Echinostoma caproni

Scientific classification
- Kingdom: Animalia
- Phylum: Platyhelminthes
- Class: Trematoda
- Order: Plagiorchiida
- Family: Echinostomatidae
- Genus: Echinostoma
- Species: E. caproni
- Binomial name: Echinostoma caproni Richard, 1964
- Synonyms: Echinostoma liei Jeyarasasingam et al., 1972; Echinostoma togoensis Jourdan & Kulo, 1981; Echinostoma paraensei Lie & Basch, 1967;

= Echinostoma caproni =

- Genus: Echinostoma
- Species: caproni
- Authority: Richard, 1964
- Synonyms: Echinostoma liei Jeyarasasingam et al., 1972, Echinostoma togoensis Jourdan & Kulo, 1981, Echinostoma paraensei Lie & Basch, 1967

Species of fluke

Echinostoma caproni is a species of 37-spined Egyptian echinostome. It is naturally found in Cameroon, Congo, Egypt, Madagascar, and Togo.

Echinostoma caproni uses a wide range of snails species as first and second intermediate hosts, such as Biomphalaria species and Pseudosuccinea columella. It can use different rodents, such as mice, rats and the African giant shrew, as definitive hosts. However, the suitability of these definitive hosts varies markedly.
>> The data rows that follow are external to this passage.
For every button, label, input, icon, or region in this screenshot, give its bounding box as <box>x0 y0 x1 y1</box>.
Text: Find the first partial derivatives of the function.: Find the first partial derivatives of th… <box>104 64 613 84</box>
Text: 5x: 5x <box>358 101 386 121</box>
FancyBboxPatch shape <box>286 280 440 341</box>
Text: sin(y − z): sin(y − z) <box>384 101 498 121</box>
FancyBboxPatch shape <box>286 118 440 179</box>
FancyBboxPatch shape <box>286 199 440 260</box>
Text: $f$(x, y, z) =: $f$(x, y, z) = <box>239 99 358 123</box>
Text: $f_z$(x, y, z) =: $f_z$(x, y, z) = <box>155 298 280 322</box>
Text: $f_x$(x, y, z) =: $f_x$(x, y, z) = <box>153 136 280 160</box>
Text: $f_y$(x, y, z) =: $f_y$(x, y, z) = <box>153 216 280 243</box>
In the definitive host the metacercariae excyst in the duodenum. The juvenile worms then move down to the ileum. About ten days after infection, E. caproni eggs appear in the host faeces. The eggs then take another ten days to develop, before miracidia appear from them. These miracidia remain infective to snail first intermediate hosts for up to 8 hours after hatching. After infection of the snail, miracidia develop into sporocysts, which, in turn, produce cercariae. These cercariae will try to find a second intermedia host, where they encyst. To aid the searching process they use gravity and light cues.

In mice, a single oral doses of praziquantel, artesunate, or artemether can fully clear the animal of adult E. caproni infections. If other trematode parasites also infect the snail, E. caproni competes with them for resources.